We first analyzed correlation length parallel to the field axis, Cx(r), as shown in Fig. 6C. For reference, we initially quantified the x-axis velocity correlation length of control tissues over the experimental time period (Fig. 6C, dashed black curve), confirming the expected gradual increase over time (63). By contrast, during stimulation, we noted a significant increase (nearly 40% by the end of stimulation; Fig. 6C red curve, and center of bar plot) compared to unstimulated control tissues of Cx(r), followed by a similarly strong reduction relative to control tissues after the stimulus was removed (Fig. 6C, right side of bar plot). However, unlike our other metrics such as the directionality order parameter or mean velocity (e.g. Figs 2 and 3), Cx(r) showed no signs of equilibrating to the control tissue behavior, even 6 h poststimulation—twice the stimulation period (Fig. 6C, plateau trend from 7 h on, and right side of bar plot). As mechanical strain state exhibited different behaviors parallel and perpendicular to the field axis, we also analyzed how correlation lengths changed perpendicular to the field axis, Cy(r) (Fig. 6D). Here, we saw a significant decrease in correlation length (approx. 25%, Fig. 6D red curve, and center of bar plot) relative to the control tissue by the end of the stimulation period, followed by similar behavior to what we observed in Cx(r) poststimulation, where Cy(r) again remained significantly depressed relative to correlations in an unstimulated control tissue by the 10th h (Fig. 6D, plateau trend from 7 h on, and right side of bar plot).

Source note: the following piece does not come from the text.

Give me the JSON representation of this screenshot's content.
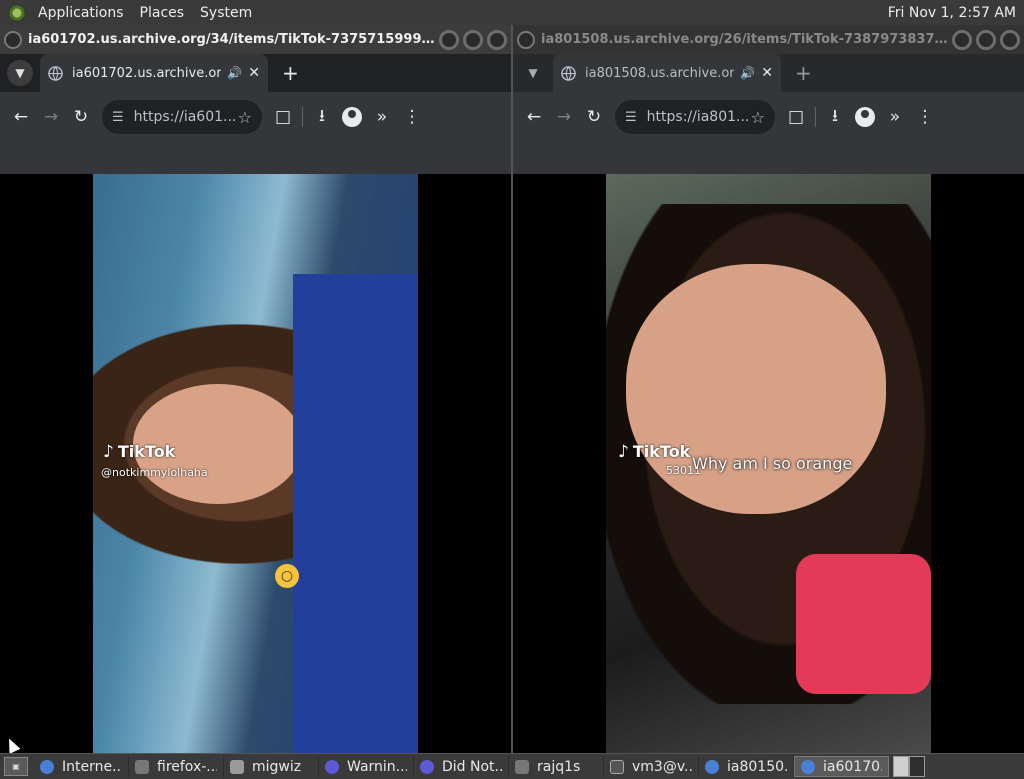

These data emphasize several key details. First, there appears to be a trade-off between Cx(r) and Cy(r) during stimulation, where stronger correlations of cell migration fluctuations along the field axis necessitate weaker correlations in the orthogonal axis. More surprising, perhaps, was the clear reduction in correlation length that occurred in all axes poststimulation relative to a control tissue (right sides of bar plots in Fig. 6C and D). This reduction in correlated domain size again implies that the act of removing the field stimulus appears to trigger a long-term, large-scale loss, or a ‘reset’ of the tissue state relative to an unperturbed tissue—consistent with the resetting of biophysical behaviors shown in Fig. 4. Further, this emphasizes that our earlier hypothesis was incorrect—the poststimulation speed and directionality relaxation dynamics do not, in fact, reflect a restoration of baseline correlations.
Discussion
This study furthers our understanding of bioelectric manipulation of collective cell migration and general control of group dynamics in 2 key regards. First, we comprehensively assessed the complete step response of a tissue undergoing electrotactic migration, from onset of directed migration to long-term relaxation. Next, we linked these temporal dynamics to specific, supracellular patterns of electrotaxis at the tissue scale. Together, these results revealed both that short-term driven migration can produce longer-term changes to collective cell behaviors (e.g. Figs 3 and 4), and that these effects play out differently throughout the tissue (e.g. bulk, leading, trailing, or perpendicular edges) as in Figs 1, 2, and 5. More broadly, our data imply that globally driven directed cell migration (mediated by electrotaxis here) appeared to ‘reset’ key mechanical aspects of the stimulated tissue, both during and long after stimulation, affecting not only collective tissue growth dynamics (Fig. 4), but also cell–cell interaction range (Fig. 6), apparently mediated by alterations to how mechanical strain coupled across cells (Fig. 5).
How migratory programming affects a tissue in time is at least as important as the spatial, or supracellular response, as large variations in response timescales contributed to the overall emergent collective behaviors during and after stimulation. Many tissues, such as epithelia, are tightly cohesive due to cell–cell interactions, which gives rise to both elastic and viscous tissue mechanics at various timescales (41, 80, 81). In our stimulated tissues, rapid responses (< 1 h) include the sharply recoiling edge zones (Fig. 2), the short poststimulation speed equilibration (Fig. 3), and the quickly propagating and shifting parallel strain waves during and after stimulation (Fig. 5E). These fast biomechanical responses contrast with the multihour equilibration periods after stimulation, such as the sustained rightward speed drop in recovering edges (Fig. 2C), the very slow reversion to undirected migration in the tissue bulk (Fig. 3A, C, and E), and the return to coordination through strain waves perpendicular to the field (Fig. 5D–E). Perhaps most surprising was that coordination through strain waves parallel to the field and cell–cell correlations in the bulk of the tissue (Figs 5D, E and 6C, D) displayed no sign of recovery during the entire poststimulation period—a regime at least twice as long as the initial stimulation. These are reminiscent of the different timescales in response to mechanical stretch (41, 80, 81), and while electrotaxis does not necessarily stretch the footprint of the tissue as a whole (56), it does induce displacement and internal deformation by directing tissue flow differently from that observed in an unperturbed tissue. As we have shown that this flow plays out in a tissue with supracellular behavioral zones, it should necessarily cause longer-term plasticity of tissue properties as each zone behaves differently from each other. Future studies integrating these results with whole-tissue traction force and cell–cell force analysis would help to clarify this.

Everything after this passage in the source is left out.